Many of the sketchy free-standing, for-profit hospitals in our area don't offer anything close to those staffing ratios, and most of the time the MDs don't spend much time with the patients. Inpatient psychiatry is so financially non-viable that over the past couple of years we've lost several hundred beds in the community, completely clogging the ED system since we have nowhere to send people, and the facilities that closed were already themselves fairly sketchy. This results in redirection of patients to inappropriate levels of care, inappropriate treatment, and other issues that ultimately make the system completely dysfunctional. I work in our county hospital ED, and I literally cannot send patients that receive indigent mental health insurance to an inpatient facility on a voluntary basis. It simply won't happen. If someone voluntarily wants to go to the hospital, they clearly aren't "acute" enough to warrant inpatient admission, says the mental health authority. It's a complete farce, and it leaves psychiatrist in the crappy position of having to involuntarilyy admit patients - even if they are willing to be admitted - just so that they can actually get a bed... a bed that they will probably wait at least 2-3 days for.

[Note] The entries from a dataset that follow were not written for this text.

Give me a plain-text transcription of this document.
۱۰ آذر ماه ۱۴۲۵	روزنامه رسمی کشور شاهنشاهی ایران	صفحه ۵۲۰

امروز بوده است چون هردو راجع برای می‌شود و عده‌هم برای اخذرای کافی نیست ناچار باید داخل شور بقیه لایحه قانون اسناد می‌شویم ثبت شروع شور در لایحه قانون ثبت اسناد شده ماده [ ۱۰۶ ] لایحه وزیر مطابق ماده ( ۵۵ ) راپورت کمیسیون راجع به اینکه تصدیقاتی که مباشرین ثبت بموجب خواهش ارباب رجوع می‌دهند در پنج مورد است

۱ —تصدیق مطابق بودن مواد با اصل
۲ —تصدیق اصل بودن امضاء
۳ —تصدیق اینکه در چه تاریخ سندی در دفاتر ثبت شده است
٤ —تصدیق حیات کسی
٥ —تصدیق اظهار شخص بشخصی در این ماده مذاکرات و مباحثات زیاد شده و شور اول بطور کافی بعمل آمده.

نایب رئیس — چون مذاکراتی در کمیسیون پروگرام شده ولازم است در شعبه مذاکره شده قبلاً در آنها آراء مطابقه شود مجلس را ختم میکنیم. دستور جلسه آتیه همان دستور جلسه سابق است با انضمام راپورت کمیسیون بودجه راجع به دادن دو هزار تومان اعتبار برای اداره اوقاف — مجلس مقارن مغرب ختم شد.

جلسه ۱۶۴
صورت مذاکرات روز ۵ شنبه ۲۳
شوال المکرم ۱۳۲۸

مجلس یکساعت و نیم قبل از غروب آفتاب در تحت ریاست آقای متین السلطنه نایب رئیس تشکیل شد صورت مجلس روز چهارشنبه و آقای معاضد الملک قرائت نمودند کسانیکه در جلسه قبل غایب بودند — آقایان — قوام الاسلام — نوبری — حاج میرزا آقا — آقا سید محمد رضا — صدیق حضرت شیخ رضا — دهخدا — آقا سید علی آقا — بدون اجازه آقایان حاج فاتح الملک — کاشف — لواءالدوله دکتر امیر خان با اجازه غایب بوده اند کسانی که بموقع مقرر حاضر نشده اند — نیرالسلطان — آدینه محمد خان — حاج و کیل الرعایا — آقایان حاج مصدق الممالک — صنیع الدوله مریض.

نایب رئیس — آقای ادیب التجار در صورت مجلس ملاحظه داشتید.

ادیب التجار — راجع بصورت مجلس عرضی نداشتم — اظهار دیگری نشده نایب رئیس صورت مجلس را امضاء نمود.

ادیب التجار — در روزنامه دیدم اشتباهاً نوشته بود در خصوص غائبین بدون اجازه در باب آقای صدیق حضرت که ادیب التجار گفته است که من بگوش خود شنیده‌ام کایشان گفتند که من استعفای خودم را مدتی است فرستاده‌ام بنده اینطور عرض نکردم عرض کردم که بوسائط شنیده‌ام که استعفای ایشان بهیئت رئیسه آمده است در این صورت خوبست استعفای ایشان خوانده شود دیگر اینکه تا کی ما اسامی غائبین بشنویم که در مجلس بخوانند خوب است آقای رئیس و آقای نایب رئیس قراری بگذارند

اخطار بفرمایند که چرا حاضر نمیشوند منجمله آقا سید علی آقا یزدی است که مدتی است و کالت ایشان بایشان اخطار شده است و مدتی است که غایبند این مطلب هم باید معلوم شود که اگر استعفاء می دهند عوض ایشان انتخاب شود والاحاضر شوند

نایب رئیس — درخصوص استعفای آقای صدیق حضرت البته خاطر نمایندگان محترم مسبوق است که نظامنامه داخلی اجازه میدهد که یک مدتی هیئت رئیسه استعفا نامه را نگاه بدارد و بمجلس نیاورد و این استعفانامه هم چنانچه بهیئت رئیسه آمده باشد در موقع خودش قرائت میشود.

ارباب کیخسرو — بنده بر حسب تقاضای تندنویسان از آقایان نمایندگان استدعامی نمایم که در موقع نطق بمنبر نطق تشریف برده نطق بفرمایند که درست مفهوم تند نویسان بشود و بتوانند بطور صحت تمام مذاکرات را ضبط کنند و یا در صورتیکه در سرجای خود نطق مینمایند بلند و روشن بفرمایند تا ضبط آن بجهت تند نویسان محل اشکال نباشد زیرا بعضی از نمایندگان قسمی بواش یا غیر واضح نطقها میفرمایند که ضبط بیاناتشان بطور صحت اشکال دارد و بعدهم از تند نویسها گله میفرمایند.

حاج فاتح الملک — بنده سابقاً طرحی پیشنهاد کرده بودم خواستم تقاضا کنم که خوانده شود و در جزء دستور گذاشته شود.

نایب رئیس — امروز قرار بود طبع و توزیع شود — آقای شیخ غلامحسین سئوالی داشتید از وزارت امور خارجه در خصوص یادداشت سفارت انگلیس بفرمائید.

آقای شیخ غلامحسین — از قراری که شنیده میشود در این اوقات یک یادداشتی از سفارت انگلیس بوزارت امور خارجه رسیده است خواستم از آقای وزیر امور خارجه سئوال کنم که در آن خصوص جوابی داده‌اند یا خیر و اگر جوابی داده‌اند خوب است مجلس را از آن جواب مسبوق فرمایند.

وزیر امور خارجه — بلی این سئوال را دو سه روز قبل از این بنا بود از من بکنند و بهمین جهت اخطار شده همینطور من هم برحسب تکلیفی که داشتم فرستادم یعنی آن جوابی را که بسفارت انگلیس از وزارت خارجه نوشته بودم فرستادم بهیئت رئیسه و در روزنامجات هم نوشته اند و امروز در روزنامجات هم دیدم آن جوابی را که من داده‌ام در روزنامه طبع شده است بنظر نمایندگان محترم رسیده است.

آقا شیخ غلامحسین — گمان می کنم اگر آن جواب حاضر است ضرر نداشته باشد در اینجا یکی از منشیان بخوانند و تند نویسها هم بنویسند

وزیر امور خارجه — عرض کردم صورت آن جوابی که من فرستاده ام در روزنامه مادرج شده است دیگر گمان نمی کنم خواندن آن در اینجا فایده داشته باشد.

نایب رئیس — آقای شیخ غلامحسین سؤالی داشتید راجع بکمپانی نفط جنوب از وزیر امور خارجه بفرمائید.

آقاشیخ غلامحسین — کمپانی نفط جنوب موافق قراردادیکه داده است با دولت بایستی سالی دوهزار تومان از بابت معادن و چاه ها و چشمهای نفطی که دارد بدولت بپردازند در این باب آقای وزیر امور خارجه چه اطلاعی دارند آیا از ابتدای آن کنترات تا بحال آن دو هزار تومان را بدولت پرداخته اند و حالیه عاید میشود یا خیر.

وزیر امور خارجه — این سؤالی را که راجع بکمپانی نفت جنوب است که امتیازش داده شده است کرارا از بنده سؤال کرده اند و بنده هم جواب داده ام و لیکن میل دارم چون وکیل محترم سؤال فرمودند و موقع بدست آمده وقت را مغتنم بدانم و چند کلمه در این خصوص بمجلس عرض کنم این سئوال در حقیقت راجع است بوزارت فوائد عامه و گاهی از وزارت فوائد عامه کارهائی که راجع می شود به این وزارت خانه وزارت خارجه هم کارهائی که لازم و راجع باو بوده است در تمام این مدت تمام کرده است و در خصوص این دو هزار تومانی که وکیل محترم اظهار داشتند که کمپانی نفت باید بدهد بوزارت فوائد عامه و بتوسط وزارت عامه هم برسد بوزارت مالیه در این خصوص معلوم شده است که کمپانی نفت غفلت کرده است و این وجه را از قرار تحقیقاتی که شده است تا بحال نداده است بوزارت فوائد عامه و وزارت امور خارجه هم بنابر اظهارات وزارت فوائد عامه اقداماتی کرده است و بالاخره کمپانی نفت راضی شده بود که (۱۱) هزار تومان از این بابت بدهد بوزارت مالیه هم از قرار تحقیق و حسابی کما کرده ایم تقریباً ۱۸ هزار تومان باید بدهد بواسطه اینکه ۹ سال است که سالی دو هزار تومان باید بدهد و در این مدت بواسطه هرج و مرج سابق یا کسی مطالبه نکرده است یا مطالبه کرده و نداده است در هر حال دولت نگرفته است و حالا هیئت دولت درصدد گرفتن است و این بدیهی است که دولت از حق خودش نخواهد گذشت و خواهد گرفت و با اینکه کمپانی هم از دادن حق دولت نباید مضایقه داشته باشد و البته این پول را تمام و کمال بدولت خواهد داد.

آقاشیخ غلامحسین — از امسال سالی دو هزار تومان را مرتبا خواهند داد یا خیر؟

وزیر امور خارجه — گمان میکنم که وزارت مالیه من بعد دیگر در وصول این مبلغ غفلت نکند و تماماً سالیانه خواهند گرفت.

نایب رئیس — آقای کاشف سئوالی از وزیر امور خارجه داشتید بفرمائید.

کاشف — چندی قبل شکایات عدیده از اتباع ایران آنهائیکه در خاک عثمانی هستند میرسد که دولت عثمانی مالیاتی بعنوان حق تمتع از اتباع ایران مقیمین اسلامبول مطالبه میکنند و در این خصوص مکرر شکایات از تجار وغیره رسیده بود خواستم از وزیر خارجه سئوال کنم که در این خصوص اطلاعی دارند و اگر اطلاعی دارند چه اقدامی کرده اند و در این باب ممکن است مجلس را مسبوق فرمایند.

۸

The surviving hospitals that haven't closed or been shut down have a monopoly on receiving patients that receive the county indigent mental health insurance, so I suspect that they survive solely on volume alone. A couple of these facilities have been on the local news for various scandals - patient abuse, inappropriate administration of emergent medications, assaults between patients, bad conditions, etc. It's a tragedy. But, barring more funding - both from insurance companies and from government authorities - for more beds, nothing is going to change. Unfortunately, the "system" has become so dependent on these sketchy facilities that it would immediately collapse if those beds disappeared.

Man, and at our institutions we grumble when someone who really ought to be on our autism floor is temporarily admitted to one of the non-autism floors used to a more volatile population (dual diagnosis floor or psychosis floor) pending a bed, or when someone who really ought to be on our eating disorder unit is temporarily admitted to the Geri floor because the PA team and nurses up there aren't scared of medical problems.

I am not sure how but I do know our inpatient side heavily subsidizes our outpatient side. Economies of scale and 14 residents per class, maybe?
 
But if you cover the same amount at a more ethical place you’d make the same?

This came up before. No, you won't make the same, even covering the same amount of people. Also, no ethical place will allow you cover the same number of patients. The reason for the high pay is so people check their ethics at the door.
 
How short are these visits typically at the private inpatient hospitals?
 
How short are these visits typically at the private inpatient hospitals?

An attending told me all he has to do is pass the person in the hall, ask how they're feeling today, and the note's done. So less than 5 minutes in some patient's cases? He said that med switches, etc. rarely happen except on admission and he hears from nursing/social work if the patient isn't tolerating the med. Alarming.
 
An attending told me all he has to do is pass the person in the hall, ask how they're feeling today, and the note's done. So less than 5 minutes in some patient's cases? He said that med switches, etc. rarely happen except on admission and he hears from nursing/social work if the patient isn't tolerating the med. Alarming.

Yah that's pretty crazy. I sometimes feel bad if I'm hurried and I do a 8-10 minute interview.